A Clean Slate
Ever since college I’ve missed that feeling I had during early autumn. It’s a feeling of renewal. A turning point. Like you’ve taken everything that’s been piling up on your desk and thrown it in the trash. A feeling of starting over. For the first time in a while for me, that feeling is approaching.
My new job will start on Monday causing a gap in my task list. For one complete weekend, my professional ‘to-do list’ will be blank. Nothing to think about. Nothing to figure out. No problems to solve. Absolutely nothing expected come Monday.
Now that I’ll be working at a University, I have an inclination that that feeling will come a little easier.
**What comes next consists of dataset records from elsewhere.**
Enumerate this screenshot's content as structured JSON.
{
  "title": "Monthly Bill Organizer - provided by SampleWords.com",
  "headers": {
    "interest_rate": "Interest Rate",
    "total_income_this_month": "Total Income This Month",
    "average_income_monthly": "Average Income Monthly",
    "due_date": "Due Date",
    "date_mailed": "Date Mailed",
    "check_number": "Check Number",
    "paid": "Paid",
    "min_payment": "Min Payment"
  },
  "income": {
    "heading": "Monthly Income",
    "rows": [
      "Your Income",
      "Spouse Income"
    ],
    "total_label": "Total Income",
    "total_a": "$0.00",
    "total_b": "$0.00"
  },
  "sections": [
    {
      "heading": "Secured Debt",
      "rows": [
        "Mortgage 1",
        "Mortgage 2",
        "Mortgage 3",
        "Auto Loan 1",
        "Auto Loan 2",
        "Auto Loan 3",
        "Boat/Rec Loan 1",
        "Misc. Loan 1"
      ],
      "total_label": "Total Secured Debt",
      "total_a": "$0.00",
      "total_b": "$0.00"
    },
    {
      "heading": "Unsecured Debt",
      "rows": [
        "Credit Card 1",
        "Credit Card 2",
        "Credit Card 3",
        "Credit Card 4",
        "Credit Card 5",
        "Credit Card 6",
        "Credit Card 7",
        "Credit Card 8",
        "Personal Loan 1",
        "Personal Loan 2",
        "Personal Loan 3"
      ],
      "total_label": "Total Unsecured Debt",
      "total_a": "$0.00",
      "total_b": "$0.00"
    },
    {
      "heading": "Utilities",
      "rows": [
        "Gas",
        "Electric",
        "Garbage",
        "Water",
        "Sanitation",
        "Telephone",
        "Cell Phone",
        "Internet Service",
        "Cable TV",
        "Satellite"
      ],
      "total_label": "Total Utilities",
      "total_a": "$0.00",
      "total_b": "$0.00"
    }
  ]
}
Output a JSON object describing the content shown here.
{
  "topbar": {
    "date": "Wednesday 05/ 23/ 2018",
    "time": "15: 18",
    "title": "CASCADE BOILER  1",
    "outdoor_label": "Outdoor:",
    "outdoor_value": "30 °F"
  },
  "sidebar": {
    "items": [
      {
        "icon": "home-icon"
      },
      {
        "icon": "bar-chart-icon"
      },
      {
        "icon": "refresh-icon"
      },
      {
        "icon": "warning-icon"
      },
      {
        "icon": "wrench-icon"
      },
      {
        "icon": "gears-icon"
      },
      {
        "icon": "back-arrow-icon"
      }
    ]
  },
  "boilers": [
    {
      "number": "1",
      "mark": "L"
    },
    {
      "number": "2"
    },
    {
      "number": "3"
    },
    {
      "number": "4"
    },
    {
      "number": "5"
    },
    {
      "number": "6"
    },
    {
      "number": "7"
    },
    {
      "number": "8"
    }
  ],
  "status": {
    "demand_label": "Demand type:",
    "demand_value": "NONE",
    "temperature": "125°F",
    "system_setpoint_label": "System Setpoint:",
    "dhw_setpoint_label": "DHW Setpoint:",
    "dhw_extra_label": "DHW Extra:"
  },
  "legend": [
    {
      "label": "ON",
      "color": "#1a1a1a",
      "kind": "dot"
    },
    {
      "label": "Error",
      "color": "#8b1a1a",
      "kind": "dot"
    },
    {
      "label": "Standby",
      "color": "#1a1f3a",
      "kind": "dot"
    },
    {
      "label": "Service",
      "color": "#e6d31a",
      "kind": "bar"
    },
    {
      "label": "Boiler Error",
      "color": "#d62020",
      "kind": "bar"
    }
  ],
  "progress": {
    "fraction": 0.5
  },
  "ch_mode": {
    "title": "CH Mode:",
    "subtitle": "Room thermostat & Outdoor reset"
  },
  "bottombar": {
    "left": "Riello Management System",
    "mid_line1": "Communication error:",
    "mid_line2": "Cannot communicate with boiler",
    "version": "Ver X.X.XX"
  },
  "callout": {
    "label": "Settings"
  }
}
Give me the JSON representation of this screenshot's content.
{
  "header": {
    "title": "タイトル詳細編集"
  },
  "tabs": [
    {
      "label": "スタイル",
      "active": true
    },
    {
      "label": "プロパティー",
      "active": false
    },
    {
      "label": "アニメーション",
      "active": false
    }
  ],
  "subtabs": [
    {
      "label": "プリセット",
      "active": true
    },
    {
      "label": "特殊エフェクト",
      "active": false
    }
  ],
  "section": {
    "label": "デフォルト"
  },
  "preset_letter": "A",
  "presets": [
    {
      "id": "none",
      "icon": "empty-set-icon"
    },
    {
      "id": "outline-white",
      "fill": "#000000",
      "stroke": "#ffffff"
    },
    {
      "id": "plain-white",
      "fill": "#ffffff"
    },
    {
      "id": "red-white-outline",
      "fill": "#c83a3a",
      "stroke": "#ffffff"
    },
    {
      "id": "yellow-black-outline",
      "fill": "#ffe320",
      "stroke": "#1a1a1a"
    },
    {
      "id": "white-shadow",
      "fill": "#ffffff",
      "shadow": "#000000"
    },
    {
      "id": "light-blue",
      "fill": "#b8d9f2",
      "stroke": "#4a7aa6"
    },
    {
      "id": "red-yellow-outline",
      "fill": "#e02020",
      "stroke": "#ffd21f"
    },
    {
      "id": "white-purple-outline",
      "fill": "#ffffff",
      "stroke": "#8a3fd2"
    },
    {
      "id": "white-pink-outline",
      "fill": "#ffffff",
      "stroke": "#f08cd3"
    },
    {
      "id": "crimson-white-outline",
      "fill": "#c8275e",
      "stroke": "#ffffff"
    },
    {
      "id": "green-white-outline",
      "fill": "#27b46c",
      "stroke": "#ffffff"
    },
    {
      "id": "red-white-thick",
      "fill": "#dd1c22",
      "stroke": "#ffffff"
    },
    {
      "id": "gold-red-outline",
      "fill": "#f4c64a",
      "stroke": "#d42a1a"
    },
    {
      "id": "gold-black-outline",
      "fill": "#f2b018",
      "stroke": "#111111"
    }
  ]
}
But I realize that as long as I am continually employed, there will probably ever come a time where every project is done, and there are many more exciting projects to start. That said, I think it’s important, to generate that feeling for yourself, and for those in management positions to encourage that feeling amongst their staff.
For the employee, set attainable short-term goals and take pleasure in crossing them off your list. It’s hard for me to ignore the fact that I have 12 other things to finish as soon as I’m done with what I’m working on. But when the emotional weight of your tasks pile up, even the simplest project can seem overwhelming. In my experience, breaking up your responsibilities into bite-sized goals makes them seem easier and go by quicker.
For the employer, take time to reward your staff for completed tasks, and don’t feel the need to point out what else needs to be done. At least not right away. If a company goal is met with no positive feedback, the light at the end of the proverbial tunnel gets dimmer and dimmer. Celebrating accomplishments can go a long way to building company morale.
For me, a clean slate gives me time to work on a more drastic redesign (yes, again), lets me collect my thoughts, and focus on the things I most enjoy. It’s a chance to start over, reorganize, and recommit. But most of all, it’s a chance to relax.